Execs from the Chicago Mercantile Exchange, J.P. Morgan Chase, and Merrill Lynch said they've experienced price-performance improvements by up to a factor of four when they replaced Unix-based systems with those based on Linux. "We're converging on Linux and Windows," said Marc Baumslag, chief technology officer of liquidity and risk technology at Merrill Lynch. "All signs are that Linux is here to stay."
Linux has been crucial to the success of J.P. Morgan's derivatives-trading business, said Scott Marcar, head of technology for global emerging markets. Linux powers about two-thirds of the CPUs that run J.P. Morgan's business of trading derivatives, such as futures and options contracts.
At the Chicago Mercantile Exchange, average daily trading volume on its Globex electronic-trading platform has grown to 2.5 million contracts, representing more than half of the exchange's total daily volume of trades. To help support that workload increase, the Chicago Merc began switching to Linux from Sun Solaris in late 2003, said Joseph Panfil, director of enterprise-technology services. By switching to Linux, the exchange has achieved orders-of-magnitude reductions in order-execution times, he said. "We're going for speed as well as cost savings."
Linux has helped Chicago Mercantile speed processing time, Panfil says.
In addition to moving to Linux, J.P. Morgan has linked servers with as many as 3,000 CPUs in a grid-computing project called Compute Backbone, which performs complex risk calculations to support the derivatives-trading business. The company charges internal users less than a dollar per CPU per hour to tap into the grid-computing system using a similar utility-computing-based approach that Sun Microsystems unveiled last fall. "The focus is on getting unit costs down as low as possible," Marcar said.
The view on grid computing at Merrill Lynch is more mixed. The company has performed multiple proof-of-concept tests of grid computing, including calculating credit risk, but the perfect match between technology and business problems has so far been elusive, Baumslag said.
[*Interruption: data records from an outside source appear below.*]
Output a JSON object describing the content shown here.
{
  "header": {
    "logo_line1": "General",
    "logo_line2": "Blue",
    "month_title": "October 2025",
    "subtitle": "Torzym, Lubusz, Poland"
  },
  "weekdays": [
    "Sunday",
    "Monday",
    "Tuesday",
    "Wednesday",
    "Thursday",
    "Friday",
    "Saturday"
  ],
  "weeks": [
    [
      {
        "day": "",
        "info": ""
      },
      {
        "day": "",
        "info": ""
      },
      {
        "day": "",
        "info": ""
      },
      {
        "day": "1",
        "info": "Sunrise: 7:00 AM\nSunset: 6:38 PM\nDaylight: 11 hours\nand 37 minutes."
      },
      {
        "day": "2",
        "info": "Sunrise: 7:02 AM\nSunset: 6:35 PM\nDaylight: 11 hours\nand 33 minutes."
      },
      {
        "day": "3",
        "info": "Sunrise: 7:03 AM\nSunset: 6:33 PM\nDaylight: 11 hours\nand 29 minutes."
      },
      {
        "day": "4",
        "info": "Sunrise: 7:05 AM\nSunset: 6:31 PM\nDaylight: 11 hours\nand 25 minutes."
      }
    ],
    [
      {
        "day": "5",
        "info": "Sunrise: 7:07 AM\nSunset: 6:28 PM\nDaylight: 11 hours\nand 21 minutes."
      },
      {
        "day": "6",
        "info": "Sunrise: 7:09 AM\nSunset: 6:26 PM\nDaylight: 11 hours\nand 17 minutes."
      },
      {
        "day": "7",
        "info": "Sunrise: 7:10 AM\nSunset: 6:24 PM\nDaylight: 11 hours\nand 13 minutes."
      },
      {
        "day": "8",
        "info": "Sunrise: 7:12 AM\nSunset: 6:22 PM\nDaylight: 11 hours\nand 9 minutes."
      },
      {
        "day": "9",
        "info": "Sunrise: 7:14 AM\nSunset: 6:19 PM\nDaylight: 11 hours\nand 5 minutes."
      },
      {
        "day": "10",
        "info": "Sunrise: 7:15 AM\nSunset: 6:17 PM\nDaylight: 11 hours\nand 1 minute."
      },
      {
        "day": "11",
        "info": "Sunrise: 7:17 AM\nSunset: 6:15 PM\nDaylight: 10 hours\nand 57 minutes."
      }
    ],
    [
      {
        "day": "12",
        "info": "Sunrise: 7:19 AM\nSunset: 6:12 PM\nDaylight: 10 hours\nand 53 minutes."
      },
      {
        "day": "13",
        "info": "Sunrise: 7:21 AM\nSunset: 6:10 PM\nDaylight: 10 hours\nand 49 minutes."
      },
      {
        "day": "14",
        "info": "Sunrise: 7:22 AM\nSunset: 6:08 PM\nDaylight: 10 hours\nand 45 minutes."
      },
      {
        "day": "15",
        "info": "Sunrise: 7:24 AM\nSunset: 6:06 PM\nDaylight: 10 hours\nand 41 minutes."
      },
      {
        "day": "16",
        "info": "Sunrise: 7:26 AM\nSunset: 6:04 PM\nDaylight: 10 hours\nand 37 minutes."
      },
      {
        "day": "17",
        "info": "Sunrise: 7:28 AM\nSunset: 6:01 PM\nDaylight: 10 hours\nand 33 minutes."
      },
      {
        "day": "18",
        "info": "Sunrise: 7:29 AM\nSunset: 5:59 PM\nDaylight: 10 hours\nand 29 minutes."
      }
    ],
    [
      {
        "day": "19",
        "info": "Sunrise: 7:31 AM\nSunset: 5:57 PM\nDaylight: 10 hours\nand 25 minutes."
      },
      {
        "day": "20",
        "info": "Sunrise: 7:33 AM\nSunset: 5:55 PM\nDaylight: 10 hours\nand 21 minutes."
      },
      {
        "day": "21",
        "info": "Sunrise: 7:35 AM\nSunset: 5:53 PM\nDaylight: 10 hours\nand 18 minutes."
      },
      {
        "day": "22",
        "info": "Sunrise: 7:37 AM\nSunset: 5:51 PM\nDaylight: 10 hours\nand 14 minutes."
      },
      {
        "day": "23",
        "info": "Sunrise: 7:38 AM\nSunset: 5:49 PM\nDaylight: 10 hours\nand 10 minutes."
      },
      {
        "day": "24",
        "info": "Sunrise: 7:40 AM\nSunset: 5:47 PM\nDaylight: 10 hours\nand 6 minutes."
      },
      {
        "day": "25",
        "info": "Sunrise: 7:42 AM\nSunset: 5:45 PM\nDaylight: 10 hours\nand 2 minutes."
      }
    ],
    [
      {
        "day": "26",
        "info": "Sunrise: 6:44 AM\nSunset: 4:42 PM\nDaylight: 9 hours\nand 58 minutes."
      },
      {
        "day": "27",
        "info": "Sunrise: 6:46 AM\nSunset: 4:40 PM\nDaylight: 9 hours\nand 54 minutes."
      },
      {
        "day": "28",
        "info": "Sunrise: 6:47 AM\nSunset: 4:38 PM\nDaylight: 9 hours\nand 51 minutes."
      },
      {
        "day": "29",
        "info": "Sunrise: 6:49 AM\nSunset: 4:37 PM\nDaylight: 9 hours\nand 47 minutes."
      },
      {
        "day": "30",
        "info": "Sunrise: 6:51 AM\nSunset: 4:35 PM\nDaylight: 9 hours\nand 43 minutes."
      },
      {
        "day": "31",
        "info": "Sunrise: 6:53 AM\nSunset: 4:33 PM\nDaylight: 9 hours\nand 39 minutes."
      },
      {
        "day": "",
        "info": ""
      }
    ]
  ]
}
For one thing, Merrill hasn't yet figured out a way to split up number-crunching applications to run efficiently. "Getting a market-simulation algorithm to run in parallel calls for lots of fine-tuning of the software, as opposed to simply a brute-force grid-computing approach," he said.
Assuming the technical issues can be overcome, grid computing offers a way to support business growth without having to buy more hardware. "At Merrill, we're only utilizing half the computing power available," Baumslag said.
Merrill Lynch also has crafted a services-oriented architecture called "On Demand Risk" that provides a single, companywide portal that traders use to access market data and perform risk calculations. The approach is "catching fire across the rest of the company," Baumslag said, but so far, "We're not dictating that business units build around a services-oriented model."